Business may slow in the near term if and when the tariff prompts price hikes. The threat of a tariff caused project developers to put plans for a new 100 MW, $100 million solar farm near Fort Stockton on “indefinite hold” in November.
But the early consensus seems to be that the long-term outlook for solar, both nationally and in Texas, remains positive.
As solar gains ground in Texas, some local governments are turning to the technology to supplement their energy needs. Among the benefits to cities are more stable and competitive energy prices, less pollution and zero water usage. Solar initiatives also may help many local “green” businesses achieve sustainability goals.
Austin’s city council, for instance, recently approved a contract allowing its community-owned utility to purchase the output of a new, 150 MW solar power plant, expanding the city’s total solar energy capacity to 792 MW. Between solar and its wind-power resources, Austin expects to be able to meet more than half of its total needs with renewable energies by 2020.
To the north of Austin, Georgetown city officials signed a wind power agreement in 2014, followed by a solar deal a year later. Power from a solar farm near Fort Stockton is expected to come on line this summer, allowing Georgetown’s municipally owned utility to rely entirely on wind and solar sources. The city will sell excess power to ERCOT, the state’s power grid, which will also provide backup power for Georgetown in the event of any shortfall in its power resources.
In 2016, the Metroplex city of Garland signed a 15-year contract with Southern Power to purchase electricity from a recently opened 102 MW solar facility in West Texas’ Dawson County. And a public-private partnership between OCI Solar Power and San Antonio’s utility, CPS Energy, is currently completing work on a series of seven solar PV sites that will supply the city with 400 MW in solar capacity.
According to the EIA, most of the utility-scale power plants retired in the U.S. since 2008 were fueled by coal or natural gas. Many of the natural gas plants are being replaced, but coal plants generally aren’t. Duncan says Texas, the largest lignite coal-producing state and largest coal-consuming state, has retired more than half of its coal-based capacity in recent years.
“We’re at a point now, for new [energy] resources, where nuclear and coal are more dependent on government intervention and support than wind and solar,” says Austin-based renewable energy consultant Mike Sloan. “Flexibility is at a premium now.”
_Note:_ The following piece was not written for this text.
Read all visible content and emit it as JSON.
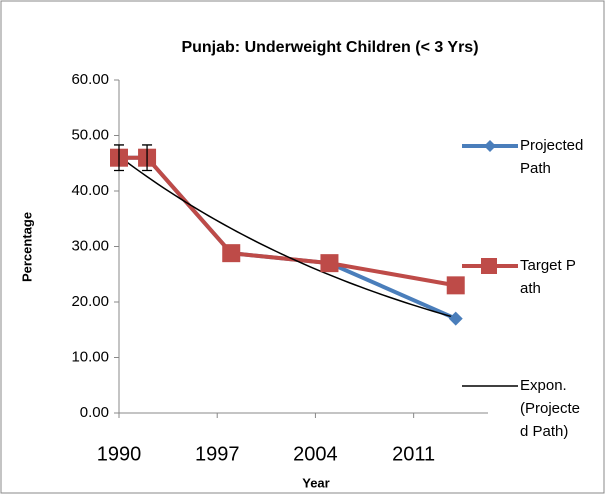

Recent moves by major Texas utilities underscore the shift in energy sources. Luminant, the state’s largest power generator, is closing three coal-fired electricity plants this year. In 2017, Vistra Energy of Dallas, parent company to both Luminant and TXU Energy, bought what will be Texas’ second-largest solar farm near Midland-Odessa.
Sloan points out that, ironically, the oil and gas boom prompted by hydraulic fracturing and other enhanced recovery techniques has influenced electricity markets in renewables’ favor, driving down fuel costs and making both coal and nuclear energy less competitive on price. In effect, it’s lowered the price points at which power producers must compete.